陆川行几次注意到她这副模样,想要上前问一问。可话已经到了舌尖,见她兴致缺缺,一副“请不要跟我说话”
的气场,又默默地把话咽了回去。
而阮琳琅那边,情况也好不到哪里去,她快要被戚承野给烦死了。
自从那日在花厅里被阮琳琅当众晾着,戚承野非但没知难而退,反倒像被点了什么奇怪的穴,越发缠人起来。她走到哪儿他跟到哪儿,活脱脱一块人形狗皮膏药,撕都撕不下来。
阮琳琅总算知道夏迎雪每天面对的是什么了,她忍不住想,这人就没有自己的事情要做吗?
这日午后,她刚从藏书阁出来,便看见戚承野又站在回廊拐角处,显然是在等她。她脚步一顿,本能地想转身绕道走,却听见他开口喊住了她:“阮琳琅!”
她停下脚步,没有回头,只给了他一个不耐烦的侧脸:“又干嘛?”
换做从前,她哪里敢这么对戚承野说话啊。
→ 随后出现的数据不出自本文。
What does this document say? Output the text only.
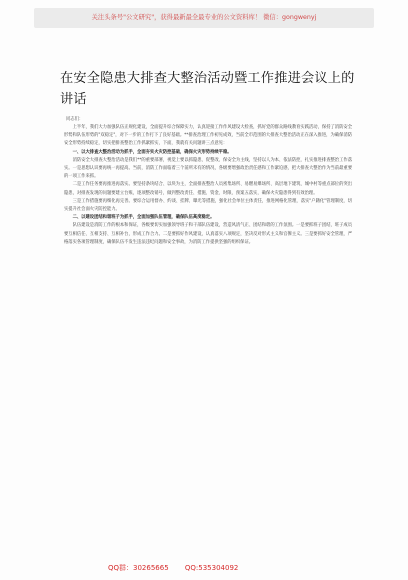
关注头条号"公文研究"，获得最新最全最专业的公文资料库！ 微信：gongwenyj
在安全隐患大排查大整治活动暨工作推进会议上的讲话
同志们：

上半年，我们大力加强队伍正规化建设，全面提升综合保障实力，认真迎接工作作风建设大检查，抓好党的群众路线教育实践活动，保持了消防安全形势和队伍形势的"双稳定"，对下一步的工作打下了良好基础。**排查治理工作初见成效，当前全市范围的大排查大整治活动正在深入推进，为确保消防安全形势持续稳定，切实把排查整治工作抓紧抓实，下面，我就有关问题讲三点意见：

一、以大排查大整治活动为抓手，全面夯实火灾防控基础，确保火灾形势持续平稳。

消防安全大排查大整治活动是我们**的重要部署，视觉上要以抓隐患、促整改、保安全为主线，坚持以人为本、依法防控，扎实推进排查整治工作落实。一是思想认识要再统一再提高。当前，消防工作面临着三个前所未有的情况，各级要增强政治责任感和工作紧迫感，把大排查大整治作为当前最重要的一项工作来抓。

二是工作任务要再推进再落实。要坚持条块结合、以块为主，全面排查整治人员密集场所、易燃易爆场所、高层地下建筑、城中村等重点部位的突出隐患，对排查发现的问题要建立台账，逐项整改销号，做到整改责任、措施、资金、时限、预案五落实，确保火灾隐患得到有效治理。

三是工作措施要再细化再完善。要综合运用督办、约谈、挂牌、曝光等措施，强化社会单位主体责任，推进网格化管理，落实"户籍化"管理制度，切实提升社会面火灾防控能力。

二、以建设团结和谐班子为抓手，全面加强队伍管理，确保队伍高度稳定。

队伍建设是消防工作的根本和保证，各级要切实加强领导班子和干部队伍建设，营造风清气正、团结和谐的工作氛围。一是要抓班子团结，班子成员要互相信任、互相支持、互相补台，形成工作合力。二是要抓好作风建设，认真落实八项规定，坚决反对形式主义和官僚主义。三是要抓好安全管理，严格落实各项管理制度，确保队伍不发生违法违纪问题和安全事故，为消防工作提供坚强的组织保证。

QQ群：30265665 QQ:535304092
他一板着脸,她就连大气都不敢出,心里再委屈,也只能自己咽下去。
可现在呢,她那点少女心事早就彻底碎裂,那些久违的怨气涌了上来,胆子也越大越来。她不愿自己凡事都矮三分,也不愿被他牵着鼻子走,其实也更怕自己心一软,再次落入不堪的境地。
她必须伪装起来,不给他任何间隙。
“那个……”
戚承野快步走上前来,不知从哪儿摸出一把弓往她面前一递,扬着下巴,语气有恢复了从前的豪横:“听说你射箭厉害得很,正好,咱俩今天比一场,如何?”
阮琳琅听完都愣了。
不是,这是什么路数?前几日还跟个门神似的在她周围打转,今儿忽然要和她比箭。她仰起脸看向他,只见他面上虽摆足了气势,耳后却红了一片,眼神更是不住地乱瞟,连弓都递得歪歪扭扭。
她本来一点也不想比,和这人站在一处说话都嫌累。可还不等她拒绝,戚承野又补了一句:“怎么怕输啊?也是,我好歹从小拉弓,你不敢也正常。”
即便阮琳琅惯常是个好脾气的,这会儿听到这话瞬间也坐不住了。她当然知道这是激将法,但凡是个正常人都不可能上当。可气就气在,射箭算是她最拿手的,而且,上次在靶场有些不好的记忆,这次她说什么也要跨越过去。
“比就比。”
她抿了抿唇,把书往石桌上一放,利落地伸手接过他递来的弓,头也不回地往靶场走去。“谁输了,谁以后别再跟着谁。”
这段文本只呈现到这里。